AI security controls need solid risk management to work
No security controls on AI will work well if the organization lacks a solid, well-established traditional cybersecurity risk management program.
“The way we frame it is that you have to do the foundational best practices of classical security for information systems,” Google’s La Bianca says. “If you’re not doing privileged access management well, if you don’t have really strong network boundaries and host boundaries, if you don’t know where you’re downloading your software from or what your developers are doing, you’re going to have all the same failures you would have in a classical piece of software.”

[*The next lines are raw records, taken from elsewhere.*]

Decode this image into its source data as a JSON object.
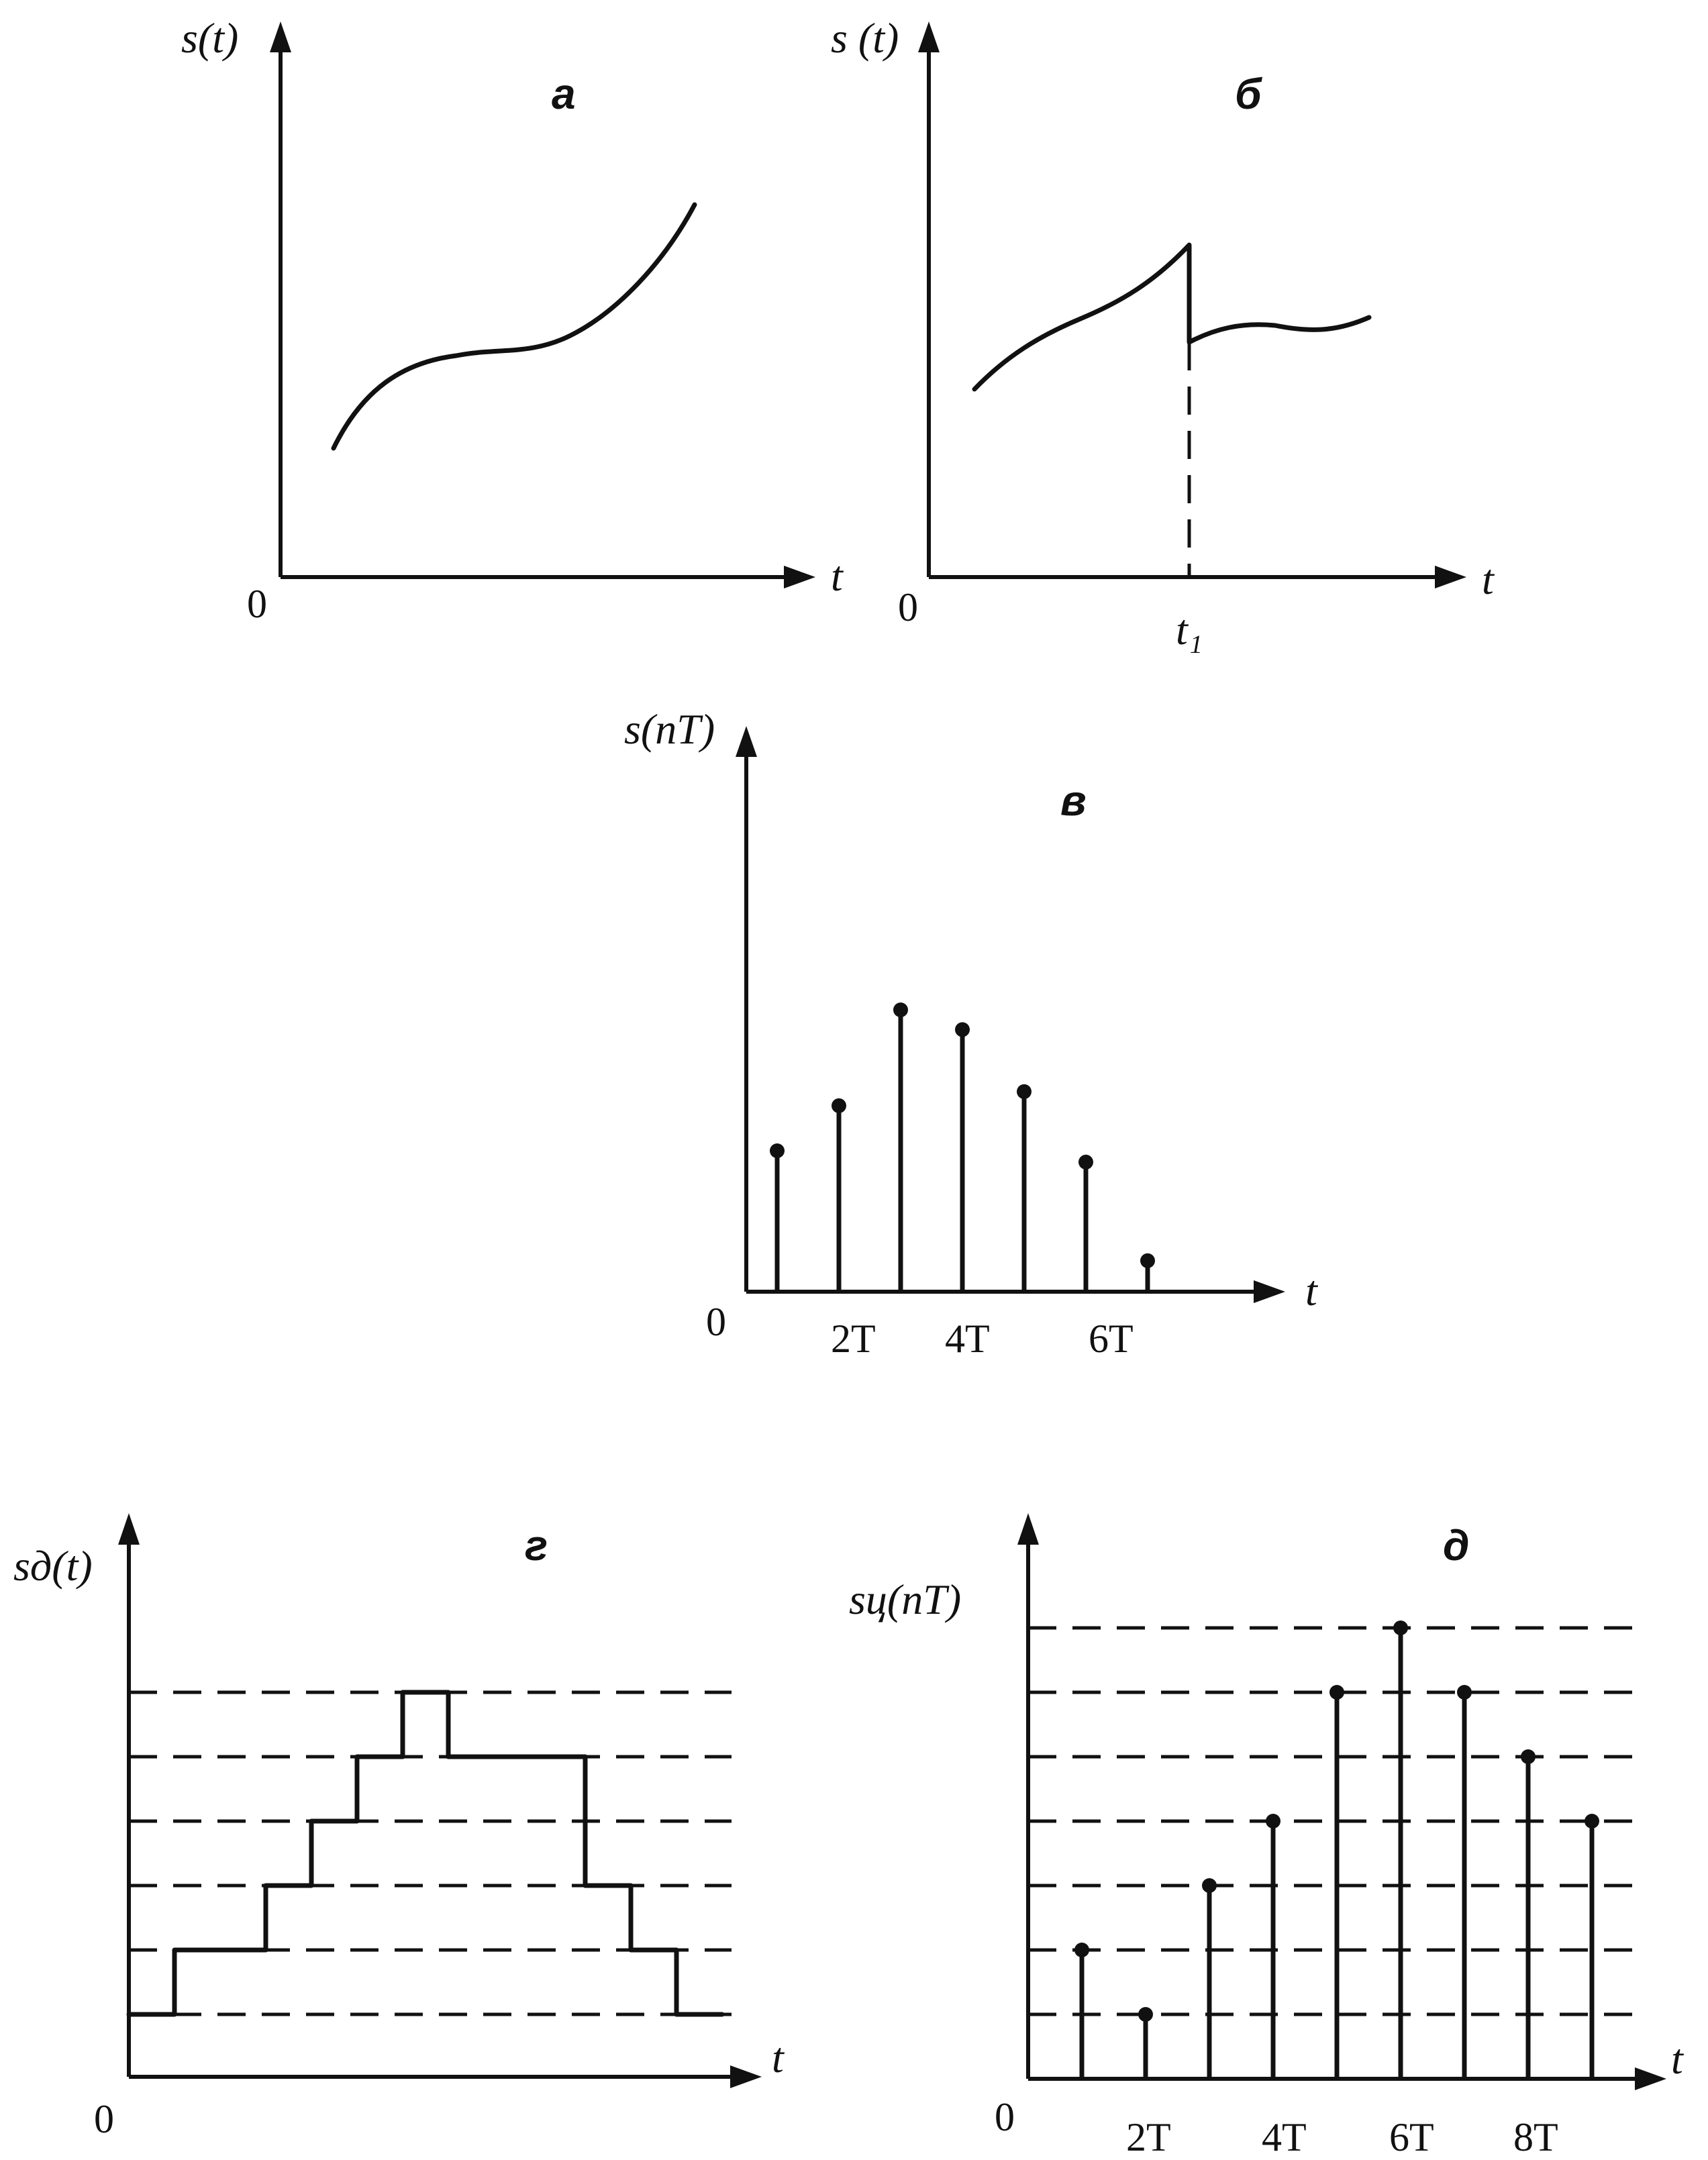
{
  "chart_data": [
    {
      "panel": "а",
      "type": "line",
      "ylabel": "s(t)",
      "xlabel": "t",
      "origin_label": "0"
    },
    {
      "panel": "б",
      "type": "line",
      "ylabel": "s (t)",
      "xlabel": "t",
      "origin_label": "0",
      "tick_labels": [
        "t₁"
      ]
    },
    {
      "panel": "в",
      "type": "scatter",
      "ylabel": "s(nT)",
      "xlabel": "t",
      "origin_label": "0",
      "tick_labels": [
        "2T",
        "4T",
        "6T"
      ],
      "x": [
        1,
        2,
        3,
        4,
        5,
        6,
        7
      ],
      "values": [
        0.5,
        0.66,
        1.0,
        0.93,
        0.71,
        0.46,
        0.11
      ]
    },
    {
      "panel": "г",
      "type": "line",
      "ylabel": "sд(t)",
      "xlabel": "t",
      "origin_label": "0",
      "levels": [
        1,
        2,
        3,
        4,
        5,
        6
      ],
      "steps": [
        1,
        2,
        2,
        3,
        4,
        5,
        6,
        5,
        5,
        5,
        3,
        2,
        1
      ]
    },
    {
      "panel": "д",
      "type": "scatter",
      "ylabel": "sц(nT)",
      "xlabel": "t",
      "origin_label": "0",
      "tick_labels": [
        "2T",
        "4T",
        "6T",
        "8T"
      ],
      "levels": [
        1,
        2,
        3,
        4,
        5,
        6,
        7
      ],
      "x": [
        1,
        2,
        3,
        4,
        5,
        6,
        7,
        8,
        9
      ],
      "values": [
        2,
        1,
        3,
        4,
        6,
        7,
        6,
        5,
        4
      ]
    }
  ]
}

“We’re beating that drum because it’s easy to get sucked in by the whizzbang elements of AI or just the brand-new unique threats,” La Bianca says. “The squeaky wheel gets the grease, but we want people to remember that the foundational element is important.”
“Step zero is inventory, inventory, inventory,” Santos says, referring to the critical risk management practice of maintaining accurate and up-to-date software inventory records. “Of course, having detailed records of the origins of all the software and everything else is easier said than done.”
While CISOs currently have few easy go-to solutions for securing AI software and applications, the best option is to learn as much as possible while this technological wild west matures into a more stable ecosystem. Netskope’s Robinson says, “Security leaders are going to have to get more and more comfortable with understanding the AI threat, vulnerability, and response landscape they’re in.”